Trusting Web 2.0

I've been watching lots of news about Web 2.0 -- integrated, online, social services. There are so many interesting new services out there for shared calendaring, photo storage, bookmarking, whatever.

I love the idea of being able to share some of my data, but I don't love the idea of having that data only exist out on someone else's centralized server. I've reluctantly been using del.icio.us to share my bookmarks between workstations, notebooks, and my phone, but I have no backup plan when del.icio.us goes down. If these services go away, I've lost all my data, and that's the concern I have with all of these services. I could have my calendar at one of these cool new services, and Claire ad I could use it to synchronize schedules, but what if I don't have internet access or the service provider just goes away or closes up shop?

I'd be much more comfortable with a more distributed approach where I can run the components on my own server, house my own data, and have it communicate with other nodes. Large-scale providers could still run these services for all the normal people, while other organizations or individuals could run their own -- big weblog hosting services and individuals running Blojsom can still communicate.
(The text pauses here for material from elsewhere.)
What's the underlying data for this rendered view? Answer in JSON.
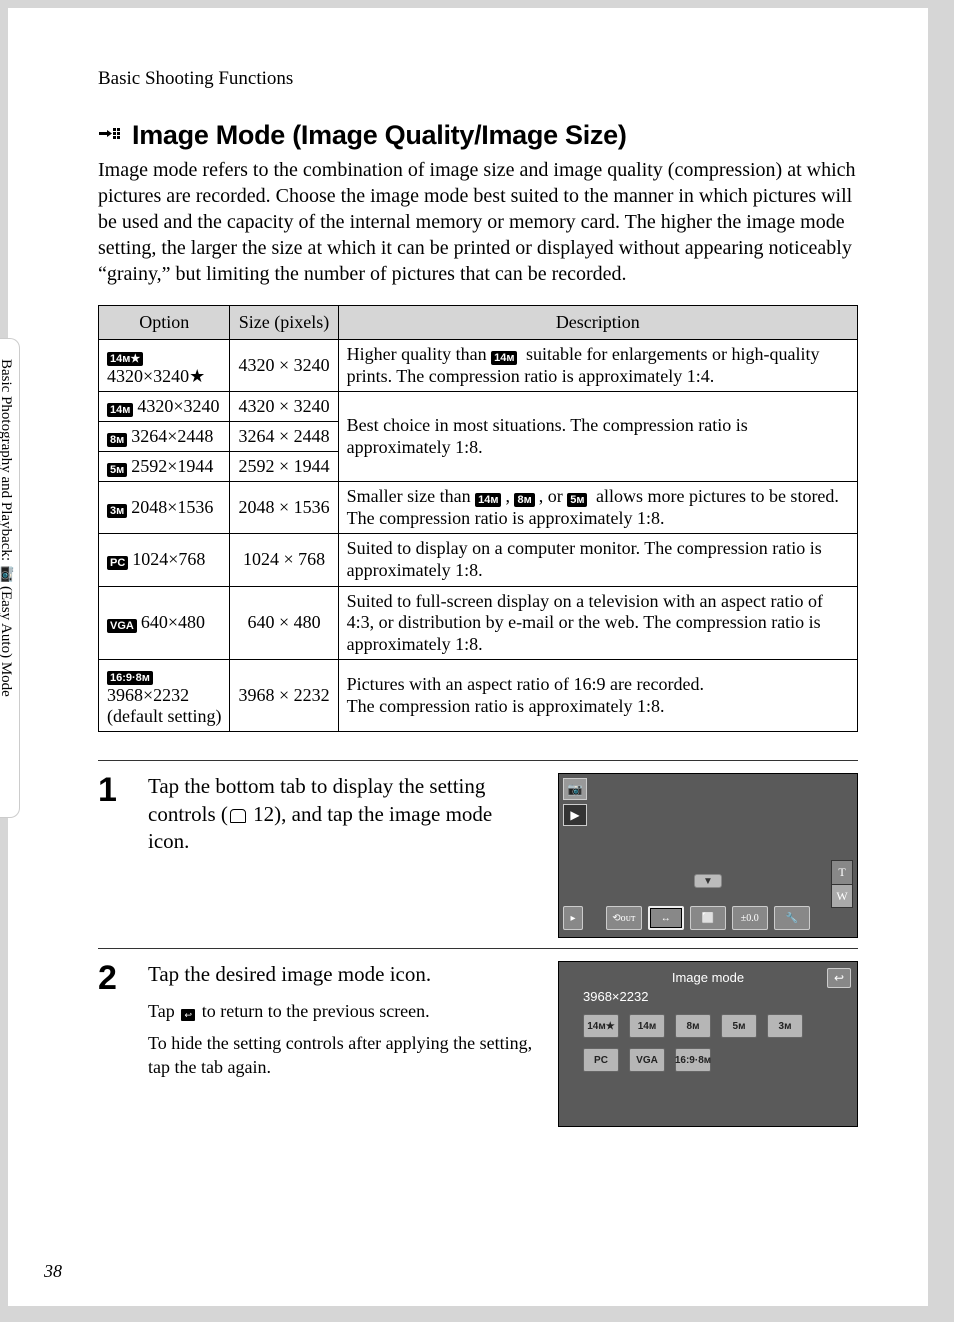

Distribution also allows for better scalability and isolation of failure. That's why I run my own web servers, mail servers, weblogs, photo galleries, jabber server, etc, and they all inter-connect with the rest of the world's servers -- I am on a well-connected island and master of my own data! If del.icio.us could distribute to personal servers, I'd definitely be running a node.

Riya is the latest Web 2.0 application to pique my interests. They apply face recognition to photos to help you automatically tag images with people's names as you upload the image. That would be amazingly useful, and I want it as a component to integrate into my photo gallery. I guess the key to winning my approval is publishing an API and making your service available statelessly to operate on data anywhere on the web. Google Maps is a good example of this -- I can provide the location data, and they just map it.